The Extraterritorial Studio, led by Aya Musmar, was a teaching residency hosted at the Lab in Darat al Funun. Designed for architecture thesis students, the residency provided a space to move beyond traditional university settings, fostering critical approaches to architectural research and learning. Focusing primarily on Palestine, the studio engaged with questions of positionality and relationships across geographies, while reimagining methods of inquiry to address Palestinian spatial, political, and social conditions across territories. The program included workshops and exchanges with practitioners such as architect and artist Saba Innab, and multidisciplinary designer and researcher Jumanah Bawazir.

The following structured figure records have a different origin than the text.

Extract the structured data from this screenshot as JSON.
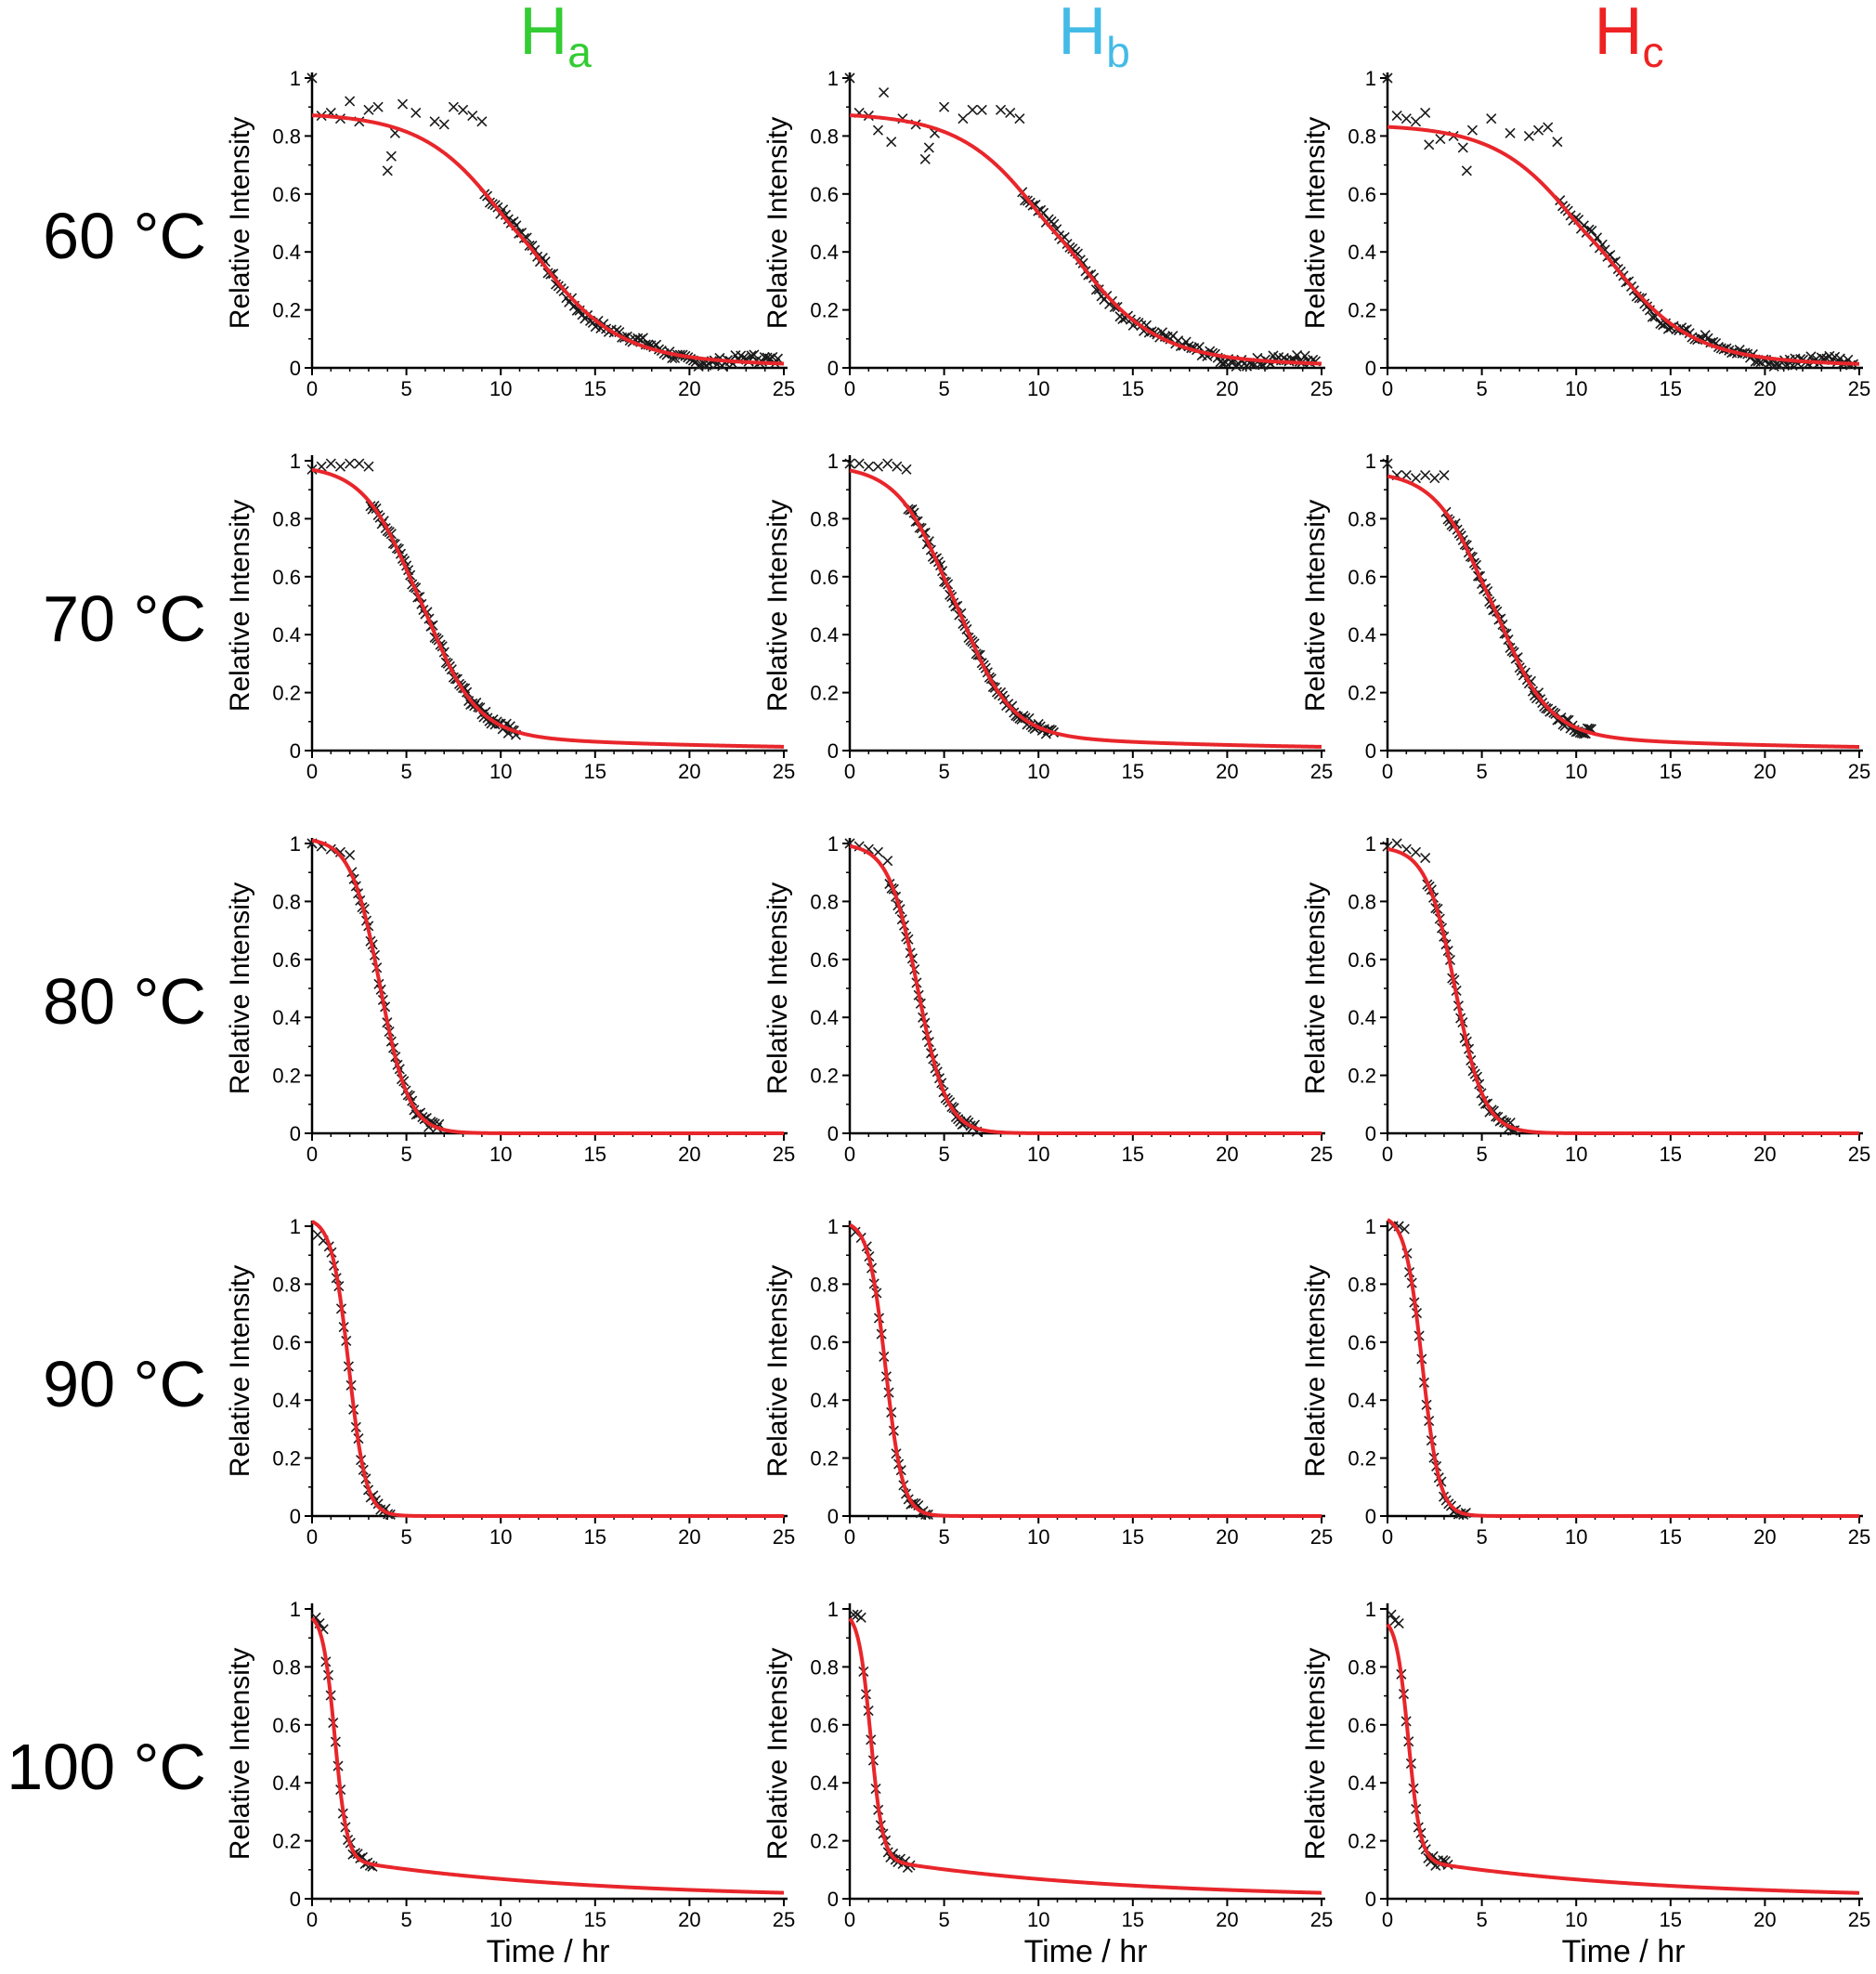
{
  "figure": {
    "column_headers": [
      {
        "main": "H",
        "sub": "a",
        "color": "#33cc33"
      },
      {
        "main": "H",
        "sub": "b",
        "color": "#44bbe6"
      },
      {
        "main": "H",
        "sub": "c",
        "color": "#ee2222"
      }
    ],
    "row_labels": [
      "60 °C",
      "70 °C",
      "80 °C",
      "90 °C",
      "100 °C"
    ],
    "ylabel": "Relative Intensity",
    "xlabel": "Time / hr",
    "xticks": [
      "0",
      "5",
      "10",
      "15",
      "20",
      "25"
    ],
    "yticks": [
      "0",
      "0.2",
      "0.4",
      "0.6",
      "0.8",
      "1"
    ],
    "colors": {
      "fit": "#e8262b",
      "data": "#1a1a1a",
      "axis": "#000000"
    }
  },
  "chart_data": [
    {
      "type": "scatter",
      "temperature": "60 °C",
      "proton": "Ha",
      "xlim": [
        0,
        25
      ],
      "ylim": [
        0,
        1
      ],
      "data_x_end": 24.8,
      "fit": {
        "plateau": 0.88,
        "t_mid": 11.0,
        "k": 0.42,
        "tail": 0.12
      },
      "points": [
        [
          0,
          1.0
        ],
        [
          0.5,
          0.87
        ],
        [
          1,
          0.88
        ],
        [
          1.5,
          0.86
        ],
        [
          2,
          0.92
        ],
        [
          2.5,
          0.85
        ],
        [
          3,
          0.89
        ],
        [
          3.5,
          0.9
        ],
        [
          4,
          0.68
        ],
        [
          4.2,
          0.73
        ],
        [
          4.4,
          0.81
        ],
        [
          4.8,
          0.91
        ],
        [
          5.5,
          0.88
        ],
        [
          6.5,
          0.85
        ],
        [
          7,
          0.84
        ],
        [
          7.5,
          0.9
        ],
        [
          8,
          0.89
        ],
        [
          8.5,
          0.87
        ],
        [
          9,
          0.85
        ]
      ]
    },
    {
      "type": "scatter",
      "temperature": "60 °C",
      "proton": "Hb",
      "xlim": [
        0,
        25
      ],
      "ylim": [
        0,
        1
      ],
      "data_x_end": 24.8,
      "fit": {
        "plateau": 0.88,
        "t_mid": 11.0,
        "k": 0.42,
        "tail": 0.12
      },
      "points": [
        [
          0,
          1.0
        ],
        [
          0.5,
          0.88
        ],
        [
          1,
          0.87
        ],
        [
          1.5,
          0.82
        ],
        [
          1.8,
          0.95
        ],
        [
          2.2,
          0.78
        ],
        [
          2.8,
          0.86
        ],
        [
          3.5,
          0.84
        ],
        [
          4,
          0.72
        ],
        [
          4.2,
          0.76
        ],
        [
          4.5,
          0.81
        ],
        [
          5,
          0.9
        ],
        [
          6,
          0.86
        ],
        [
          6.5,
          0.89
        ],
        [
          7,
          0.89
        ],
        [
          8,
          0.89
        ],
        [
          8.5,
          0.88
        ],
        [
          9,
          0.86
        ]
      ]
    },
    {
      "type": "scatter",
      "temperature": "60 °C",
      "proton": "Hc",
      "xlim": [
        0,
        25
      ],
      "ylim": [
        0,
        1
      ],
      "data_x_end": 24.8,
      "fit": {
        "plateau": 0.84,
        "t_mid": 10.9,
        "k": 0.42,
        "tail": 0.12
      },
      "points": [
        [
          0,
          1.0
        ],
        [
          0.5,
          0.87
        ],
        [
          1,
          0.86
        ],
        [
          1.5,
          0.85
        ],
        [
          2,
          0.88
        ],
        [
          2.2,
          0.77
        ],
        [
          2.8,
          0.79
        ],
        [
          3.5,
          0.8
        ],
        [
          4,
          0.76
        ],
        [
          4.2,
          0.68
        ],
        [
          4.5,
          0.82
        ],
        [
          5.5,
          0.86
        ],
        [
          6.5,
          0.81
        ],
        [
          7.5,
          0.8
        ],
        [
          8,
          0.82
        ],
        [
          8.5,
          0.83
        ],
        [
          9,
          0.78
        ]
      ]
    },
    {
      "type": "scatter",
      "temperature": "70 °C",
      "proton": "Ha",
      "xlim": [
        0,
        25
      ],
      "ylim": [
        0,
        1
      ],
      "data_x_end": 10.8,
      "fit": {
        "plateau": 0.985,
        "t_mid": 5.7,
        "k": 0.72,
        "tail": 0.18
      },
      "points": [
        [
          0,
          0.97
        ],
        [
          0.5,
          0.98
        ],
        [
          1,
          0.99
        ],
        [
          1.5,
          0.98
        ],
        [
          2,
          0.99
        ],
        [
          2.5,
          0.99
        ],
        [
          3,
          0.98
        ]
      ]
    },
    {
      "type": "scatter",
      "temperature": "70 °C",
      "proton": "Hb",
      "xlim": [
        0,
        25
      ],
      "ylim": [
        0,
        1
      ],
      "data_x_end": 10.8,
      "fit": {
        "plateau": 0.985,
        "t_mid": 5.5,
        "k": 0.72,
        "tail": 0.18
      },
      "points": [
        [
          0,
          0.99
        ],
        [
          0.5,
          0.99
        ],
        [
          1,
          0.98
        ],
        [
          1.5,
          0.98
        ],
        [
          2,
          0.99
        ],
        [
          2.5,
          0.98
        ],
        [
          3,
          0.97
        ]
      ]
    },
    {
      "type": "scatter",
      "temperature": "70 °C",
      "proton": "Hc",
      "xlim": [
        0,
        25
      ],
      "ylim": [
        0,
        1
      ],
      "data_x_end": 10.8,
      "fit": {
        "plateau": 0.965,
        "t_mid": 5.5,
        "k": 0.72,
        "tail": 0.18
      },
      "points": [
        [
          0,
          0.99
        ],
        [
          0.5,
          0.95
        ],
        [
          1,
          0.95
        ],
        [
          1.5,
          0.94
        ],
        [
          2,
          0.95
        ],
        [
          2.5,
          0.94
        ],
        [
          3,
          0.95
        ]
      ]
    },
    {
      "type": "scatter",
      "temperature": "80 °C",
      "proton": "Ha",
      "xlim": [
        0,
        25
      ],
      "ylim": [
        0,
        1
      ],
      "data_x_end": 6.8,
      "fit": {
        "plateau": 1.02,
        "t_mid": 3.6,
        "k": 1.3,
        "tail": 0
      },
      "points": [
        [
          0,
          1.0
        ],
        [
          0.5,
          0.99
        ],
        [
          1,
          0.98
        ],
        [
          1.5,
          0.97
        ],
        [
          2,
          0.96
        ]
      ]
    },
    {
      "type": "scatter",
      "temperature": "80 °C",
      "proton": "Hb",
      "xlim": [
        0,
        25
      ],
      "ylim": [
        0,
        1
      ],
      "data_x_end": 6.8,
      "fit": {
        "plateau": 1.0,
        "t_mid": 3.6,
        "k": 1.3,
        "tail": 0
      },
      "points": [
        [
          0,
          1.0
        ],
        [
          0.5,
          0.99
        ],
        [
          1,
          0.98
        ],
        [
          1.5,
          0.97
        ],
        [
          2,
          0.94
        ]
      ]
    },
    {
      "type": "scatter",
      "temperature": "80 °C",
      "proton": "Hc",
      "xlim": [
        0,
        25
      ],
      "ylim": [
        0,
        1
      ],
      "data_x_end": 6.8,
      "fit": {
        "plateau": 0.99,
        "t_mid": 3.6,
        "k": 1.3,
        "tail": 0
      },
      "points": [
        [
          0,
          0.99
        ],
        [
          0.5,
          1.0
        ],
        [
          1,
          0.98
        ],
        [
          1.5,
          0.97
        ],
        [
          2,
          0.95
        ]
      ]
    },
    {
      "type": "scatter",
      "temperature": "90 °C",
      "proton": "Ha",
      "xlim": [
        0,
        25
      ],
      "ylim": [
        0,
        1
      ],
      "data_x_end": 4.2,
      "fit": {
        "plateau": 1.03,
        "t_mid": 1.95,
        "k": 2.2,
        "tail": 0
      },
      "points": [
        [
          0.3,
          0.97
        ],
        [
          0.6,
          0.95
        ],
        [
          0.9,
          0.93
        ]
      ]
    },
    {
      "type": "scatter",
      "temperature": "90 °C",
      "proton": "Hb",
      "xlim": [
        0,
        25
      ],
      "ylim": [
        0,
        1
      ],
      "data_x_end": 4.2,
      "fit": {
        "plateau": 1.02,
        "t_mid": 1.9,
        "k": 2.2,
        "tail": 0
      },
      "points": [
        [
          0.3,
          0.98
        ],
        [
          0.6,
          0.96
        ],
        [
          0.9,
          0.93
        ]
      ]
    },
    {
      "type": "scatter",
      "temperature": "90 °C",
      "proton": "Hc",
      "xlim": [
        0,
        25
      ],
      "ylim": [
        0,
        1
      ],
      "data_x_end": 4.2,
      "fit": {
        "plateau": 1.04,
        "t_mid": 1.85,
        "k": 2.2,
        "tail": 0
      },
      "points": [
        [
          0.3,
          1.0
        ],
        [
          0.6,
          1.0
        ],
        [
          0.9,
          0.99
        ]
      ]
    },
    {
      "type": "scatter",
      "temperature": "100 °C",
      "proton": "Ha",
      "xlim": [
        0,
        25
      ],
      "ylim": [
        0,
        1
      ],
      "data_x_end": 3.2,
      "fit": {
        "plateau": 0.985,
        "t_mid": 1.2,
        "k": 3.0,
        "tail": 0.4
      },
      "points": [
        [
          0.2,
          0.97
        ],
        [
          0.4,
          0.95
        ],
        [
          0.6,
          0.93
        ]
      ]
    },
    {
      "type": "scatter",
      "temperature": "100 °C",
      "proton": "Hb",
      "xlim": [
        0,
        25
      ],
      "ylim": [
        0,
        1
      ],
      "data_x_end": 3.2,
      "fit": {
        "plateau": 0.99,
        "t_mid": 1.1,
        "k": 3.0,
        "tail": 0.4
      },
      "points": [
        [
          0.2,
          0.98
        ],
        [
          0.4,
          0.98
        ],
        [
          0.6,
          0.97
        ]
      ]
    },
    {
      "type": "scatter",
      "temperature": "100 °C",
      "proton": "Hc",
      "xlim": [
        0,
        25
      ],
      "ylim": [
        0,
        1
      ],
      "data_x_end": 3.2,
      "fit": {
        "plateau": 0.97,
        "t_mid": 1.1,
        "k": 3.0,
        "tail": 0.4
      },
      "points": [
        [
          0.2,
          0.98
        ],
        [
          0.4,
          0.96
        ],
        [
          0.6,
          0.95
        ]
      ]
    }
  ]
}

Abdullah Tabaza and Leen Abu Najem, participants in the pilot iteration of the studio, will showcase their thesis work developed over the past year. Their presentation will delve into their processes of engaging with complex and contested realities, offering reflections on their critical methodologies in design and research.
The talk will be in Arabic. To register, please fill in the form here.
Abdullah Tabaza, a graduate student in architectural design, investigates displacement and identity in Gaza-Jerash, Gaza-Jerash. This project explores how residents of the 1967 Gaza refugee camp in Jerash, Jordan, navigate marginalization and engage their environments. Though speculative architectural interventions Abdullah uncovers narratives that challenge the simplistic view of displacement as a before-and-after experience.
Leen Abunajem, a graduate student in architectural design, examines memory, archives, and restoration in Metamorphosing Grounds. Through collaboration with Jeem, a former resident of the 1948 Jabalia refugee camp in Gaza, Palestine, the project devises a creative methodology to trace the camp’s emotional and spatial history, reimagining architecture as a textual and spatial medium for resilience and empowerment.